Drought takes last freshwater lagoon in Doñana


The last remaining wetland in Doñana National Park has been reduced to a puddle after a relentless drought in southern Spain.

Santa Olalla Lagoon was the largest body of freshwater at the famous reserve, declared a UNESCO World Heritage Site in 1994, and supported Greater Flamingos, White-headed Ducks and thousands of migratory birds.

Santa Olalla Lagoon is normally full of Greater Flamingos (Chris Scaife).

Carmen Díaz, researcher at the Doñana Biological Station, said: "It is assumed that there is no water at all in the entire park. I have seen the deterioration over two months. The birds were gathering, and the lagoon was full of flamingos, until suddenly they all disappeared.

"Everything that is strictly aquatic has died, including the eel, which is in danger of extinction, and other species of fish such as cornets and aquatic insects. Plants and amphibians may resist, but not for so long."

Spanish Imperial Eagle is among the suite of species affected by low rainfall (Helge Sorensen).

The national park is home to charismatic species such as Spanish Imperial Eagle and Iberian Lynx, both of which are known to suffer during periods of drought.

The lagoon has only dried up twice in modern times: in 1983 and again in 1995, after years of low rainfall. This time, illegal wells constructed to support intensive strawberry farming have worsened the crisis. The lagoon was identifed as 'overexploited' by the government in 2020.

Doñana received very little rainfall between September 2021 and the end of May, with only 282 mm measured, against a 40-year annual average of 540 mm.

Eloy Revilla, director of the Doñana Biological Station, said: "Doñana serves as a sentinel. First it passes through the most fragile areas, then into the marshlands where the harvests are already very poor. We humans will be next. Climate change makes less water available to us."

Santa Olalla has turned into a sticky, salty trap for birds, instead of a valuable refuge. A member of staff attempted to rescue a young Greater Flamingo but had to abort when he started sinking into the mud too. The lagoon's salinity was recently measured at just 12 millisiemens below that of sea water.
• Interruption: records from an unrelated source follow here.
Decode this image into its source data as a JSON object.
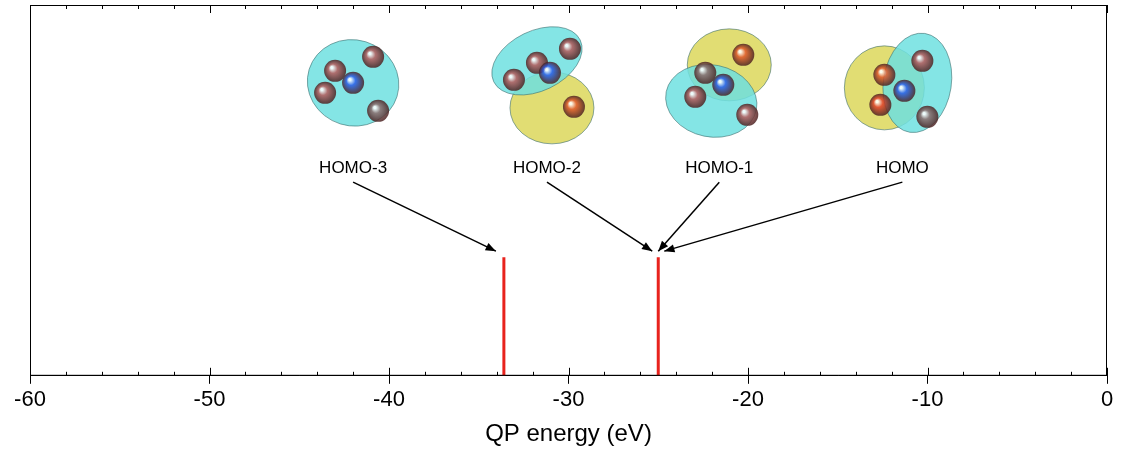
{
  "chart_data": {
    "type": "stem",
    "xlabel": "QP energy (eV)",
    "x": [
      -33.6,
      -25.0
    ],
    "values": [
      0.32,
      0.32
    ],
    "color": "#e8231d",
    "xlim": [
      -60,
      0
    ],
    "xticks": [
      -60,
      -50,
      -40,
      -30,
      -20,
      -10,
      0
    ],
    "ylim": [
      0,
      1
    ],
    "tick_labels": "x",
    "grid": false,
    "annotations": [
      {
        "text": "HOMO-3",
        "x": -33.6
      },
      {
        "text": "HOMO-2",
        "x": -25.0
      },
      {
        "text": "HOMO-1",
        "x": -25.0
      },
      {
        "text": "HOMO",
        "x": -25.0
      }
    ]
  }
}
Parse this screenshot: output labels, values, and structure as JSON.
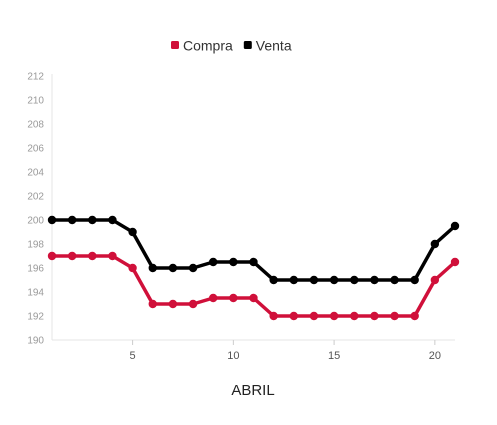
{
  "chart_data": {
    "type": "line",
    "title": "",
    "xlabel": "ABRIL",
    "ylabel": "",
    "x": [
      1,
      2,
      3,
      4,
      5,
      6,
      7,
      8,
      9,
      10,
      11,
      12,
      13,
      14,
      15,
      16,
      17,
      18,
      19,
      20,
      21
    ],
    "xticks": [
      5,
      10,
      15,
      20
    ],
    "xlim": [
      1,
      21
    ],
    "yticks": [
      190,
      192,
      194,
      196,
      198,
      200,
      202,
      204,
      206,
      208,
      210,
      212
    ],
    "ylim": [
      190,
      212
    ],
    "grid": false,
    "legend_position": "top-center",
    "series": [
      {
        "name": "Compra",
        "color": "#d0103a",
        "values": [
          197,
          197,
          197,
          197,
          196,
          193,
          193,
          193,
          193.5,
          193.5,
          193.5,
          192,
          192,
          192,
          192,
          192,
          192,
          192,
          192,
          195,
          196.5
        ]
      },
      {
        "name": "Venta",
        "color": "#000000",
        "values": [
          200,
          200,
          200,
          200,
          199,
          196,
          196,
          196,
          196.5,
          196.5,
          196.5,
          195,
          195,
          195,
          195,
          195,
          195,
          195,
          195,
          198,
          199.5
        ]
      }
    ]
  }
}
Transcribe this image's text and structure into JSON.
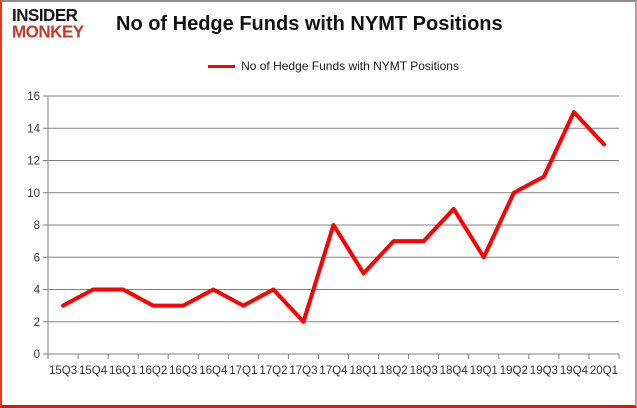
{
  "logo": {
    "line1": "INSIDER",
    "line2": "MONKEY",
    "line1_color": "#141414",
    "line2_color": "#c0392b"
  },
  "header": {
    "title": "No of Hedge Funds with NYMT Positions"
  },
  "legend": {
    "label": "No of Hedge Funds with NYMT Positions",
    "line_color": "#ff0000",
    "position": "top"
  },
  "chart_data": {
    "type": "line",
    "title": "No of Hedge Funds with NYMT Positions",
    "categories": [
      "15Q3",
      "15Q4",
      "16Q1",
      "16Q2",
      "16Q3",
      "16Q4",
      "17Q1",
      "17Q2",
      "17Q3",
      "17Q4",
      "18Q1",
      "18Q2",
      "18Q3",
      "18Q4",
      "19Q1",
      "19Q2",
      "19Q3",
      "19Q4",
      "20Q1"
    ],
    "series": [
      {
        "name": "No of Hedge Funds with NYMT Positions",
        "values": [
          3,
          4,
          4,
          3,
          3,
          4,
          3,
          4,
          2,
          8,
          5,
          7,
          7,
          9,
          6,
          10,
          11,
          15,
          13
        ]
      }
    ],
    "xlabel": "",
    "ylabel": "",
    "ylim": [
      0,
      16
    ],
    "ytick_step": 2,
    "yticks": [
      0,
      2,
      4,
      6,
      8,
      10,
      12,
      14,
      16
    ],
    "grid": "horizontal",
    "legend_position": "top",
    "line_color": "#ff0000",
    "grid_color": "#808080",
    "axis_color": "#808080",
    "label_color": "#333333"
  }
}
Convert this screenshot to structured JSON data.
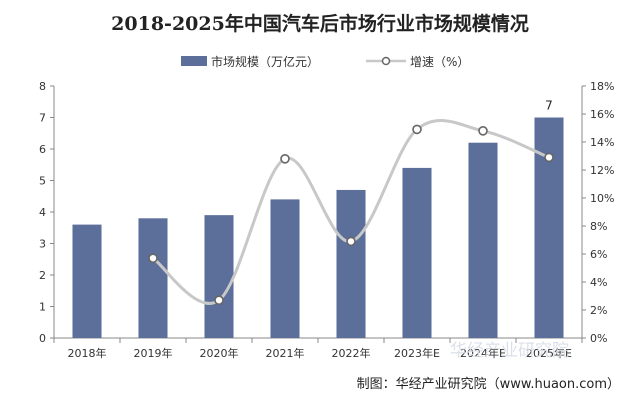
{
  "chart_data": {
    "type": "bar",
    "title": "2018-2025年中国汽车后市场行业市场规模情况",
    "categories": [
      "2018年",
      "2019年",
      "2020年",
      "2021年",
      "2022年",
      "2023年E",
      "2024年E",
      "2025年E"
    ],
    "series": [
      {
        "name": "市场规模（万亿元）",
        "type": "bar",
        "axis": "left",
        "values": [
          3.6,
          3.8,
          3.9,
          4.4,
          4.7,
          5.4,
          6.2,
          7.0
        ],
        "color": "#5b6f9a"
      },
      {
        "name": "增速（%）",
        "type": "line",
        "axis": "right",
        "values": [
          null,
          5.7,
          2.7,
          12.8,
          6.9,
          14.9,
          14.8,
          12.9
        ],
        "color": "#c8c8c8",
        "marker_color": "#666666"
      }
    ],
    "y_left": {
      "min": 0,
      "max": 8,
      "ticks": [
        "0",
        "1",
        "2",
        "3",
        "4",
        "5",
        "6",
        "7",
        "8"
      ]
    },
    "y_right": {
      "min": 0,
      "max": 18,
      "ticks": [
        "0%",
        "2%",
        "4%",
        "6%",
        "8%",
        "10%",
        "12%",
        "14%",
        "16%",
        "18%"
      ]
    },
    "data_labels": [
      {
        "category_index": 7,
        "text": "7"
      }
    ],
    "legend_position": "top",
    "grid": false
  },
  "source": "制图：华经产业研究院（www.huaon.com）",
  "watermark": "华经产业研究院"
}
The water authority has closed 220 illegal wells since 2018 but it's rarely long before farmers build replacements, any fines being worth the profit from the strawberry harvest.
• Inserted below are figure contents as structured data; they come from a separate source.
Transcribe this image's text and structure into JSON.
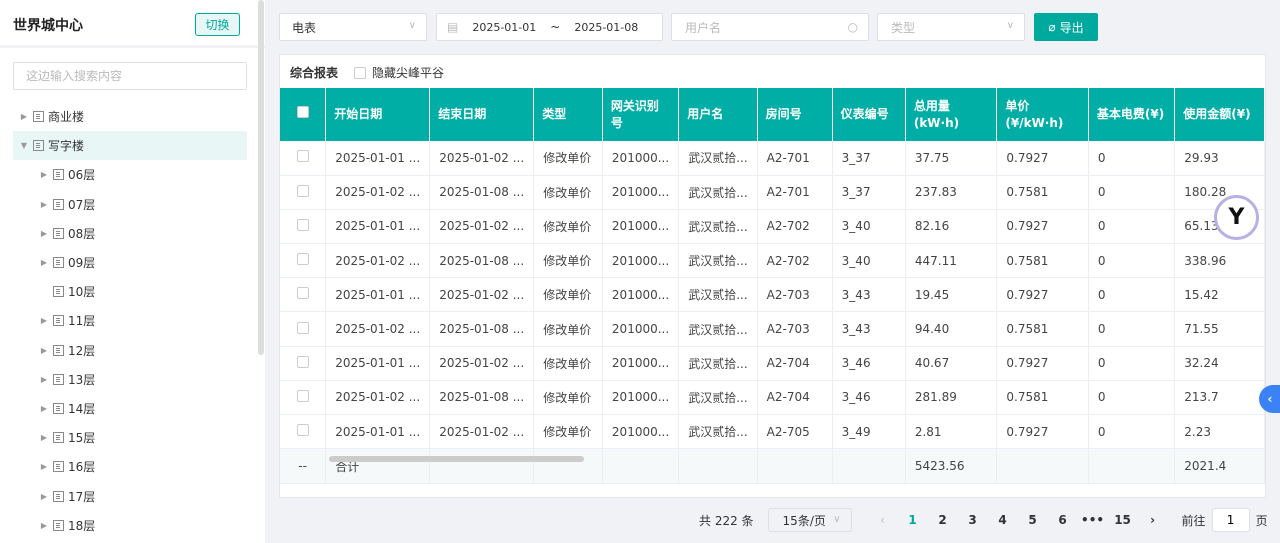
{
  "sidebar": {
    "title": "世界城中心",
    "switch_label": "切换",
    "search_placeholder": "这边输入搜索内容",
    "tree": [
      {
        "label": "商业楼",
        "level": 0,
        "arrow": "right"
      },
      {
        "label": "写字楼",
        "level": 0,
        "arrow": "down",
        "selected": true
      },
      {
        "label": "06层",
        "level": 1,
        "arrow": "right"
      },
      {
        "label": "07层",
        "level": 1,
        "arrow": "right"
      },
      {
        "label": "08层",
        "level": 1,
        "arrow": "right"
      },
      {
        "label": "09层",
        "level": 1,
        "arrow": "right"
      },
      {
        "label": "10层",
        "level": 1,
        "arrow": ""
      },
      {
        "label": "11层",
        "level": 1,
        "arrow": "right"
      },
      {
        "label": "12层",
        "level": 1,
        "arrow": "right"
      },
      {
        "label": "13层",
        "level": 1,
        "arrow": "right"
      },
      {
        "label": "14层",
        "level": 1,
        "arrow": "right"
      },
      {
        "label": "15层",
        "level": 1,
        "arrow": "right"
      },
      {
        "label": "16层",
        "level": 1,
        "arrow": "right"
      },
      {
        "label": "17层",
        "level": 1,
        "arrow": "right"
      },
      {
        "label": "18层",
        "level": 1,
        "arrow": "right"
      }
    ]
  },
  "filters": {
    "meter_type": "电表",
    "date_start": "2025-01-01",
    "date_sep": "~",
    "date_end": "2025-01-08",
    "username_placeholder": "用户名",
    "type_placeholder": "类型",
    "export_label": "导出"
  },
  "panel": {
    "title": "综合报表",
    "hide_peak_label": "隐藏尖峰平谷"
  },
  "table": {
    "columns": [
      "开始日期",
      "结束日期",
      "类型",
      "网关识别号",
      "用户名",
      "房间号",
      "仪表编号",
      "总用量(kW·h)",
      "单价(¥/kW·h)",
      "基本电费(¥)",
      "使用金额(¥)"
    ],
    "rows": [
      [
        "2025-01-01 ...",
        "2025-01-02 ...",
        "修改单价",
        "201000...",
        "武汉贰拾...",
        "A2-701",
        "3_37",
        "37.75",
        "0.7927",
        "0",
        "29.93"
      ],
      [
        "2025-01-02 ...",
        "2025-01-08 ...",
        "修改单价",
        "201000...",
        "武汉贰拾...",
        "A2-701",
        "3_37",
        "237.83",
        "0.7581",
        "0",
        "180.28"
      ],
      [
        "2025-01-01 ...",
        "2025-01-02 ...",
        "修改单价",
        "201000...",
        "武汉贰拾...",
        "A2-702",
        "3_40",
        "82.16",
        "0.7927",
        "0",
        "65.13"
      ],
      [
        "2025-01-02 ...",
        "2025-01-08 ...",
        "修改单价",
        "201000...",
        "武汉贰拾...",
        "A2-702",
        "3_40",
        "447.11",
        "0.7581",
        "0",
        "338.96"
      ],
      [
        "2025-01-01 ...",
        "2025-01-02 ...",
        "修改单价",
        "201000...",
        "武汉贰拾...",
        "A2-703",
        "3_43",
        "19.45",
        "0.7927",
        "0",
        "15.42"
      ],
      [
        "2025-01-02 ...",
        "2025-01-08 ...",
        "修改单价",
        "201000...",
        "武汉贰拾...",
        "A2-703",
        "3_43",
        "94.40",
        "0.7581",
        "0",
        "71.55"
      ],
      [
        "2025-01-01 ...",
        "2025-01-02 ...",
        "修改单价",
        "201000...",
        "武汉贰拾...",
        "A2-704",
        "3_46",
        "40.67",
        "0.7927",
        "0",
        "32.24"
      ],
      [
        "2025-01-02 ...",
        "2025-01-08 ...",
        "修改单价",
        "201000...",
        "武汉贰拾...",
        "A2-704",
        "3_46",
        "281.89",
        "0.7581",
        "0",
        "213.7"
      ],
      [
        "2025-01-01 ...",
        "2025-01-02 ...",
        "修改单价",
        "201000...",
        "武汉贰拾...",
        "A2-705",
        "3_49",
        "2.81",
        "0.7927",
        "0",
        "2.23"
      ]
    ],
    "summary": [
      "--",
      "合计",
      "",
      "",
      "",
      "",
      "",
      "",
      "5423.56",
      "",
      "",
      "2021.4"
    ]
  },
  "pagination": {
    "total": "共 222 条",
    "page_size": "15条/页",
    "pages": [
      "1",
      "2",
      "3",
      "4",
      "5",
      "6",
      "•••",
      "15"
    ],
    "current": "1",
    "goto_label": "前往",
    "goto_value": "1",
    "page_suffix": "页"
  },
  "colors": {
    "accent": "#00aea6",
    "side_tab": "#3b82f6"
  }
}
Meanwhile, the government in the region is expected to push for plans to increase irrigation for strawberries over 1,460 ha on the edge of the national park, despite criticism from the European Comission, UNESCO and a host of other bodies, scientists and even supermarkets. The plans are in breach of the a ruling of the Court of Justice of the European Union in 2021, which condemed Spain for neglecting Doñana.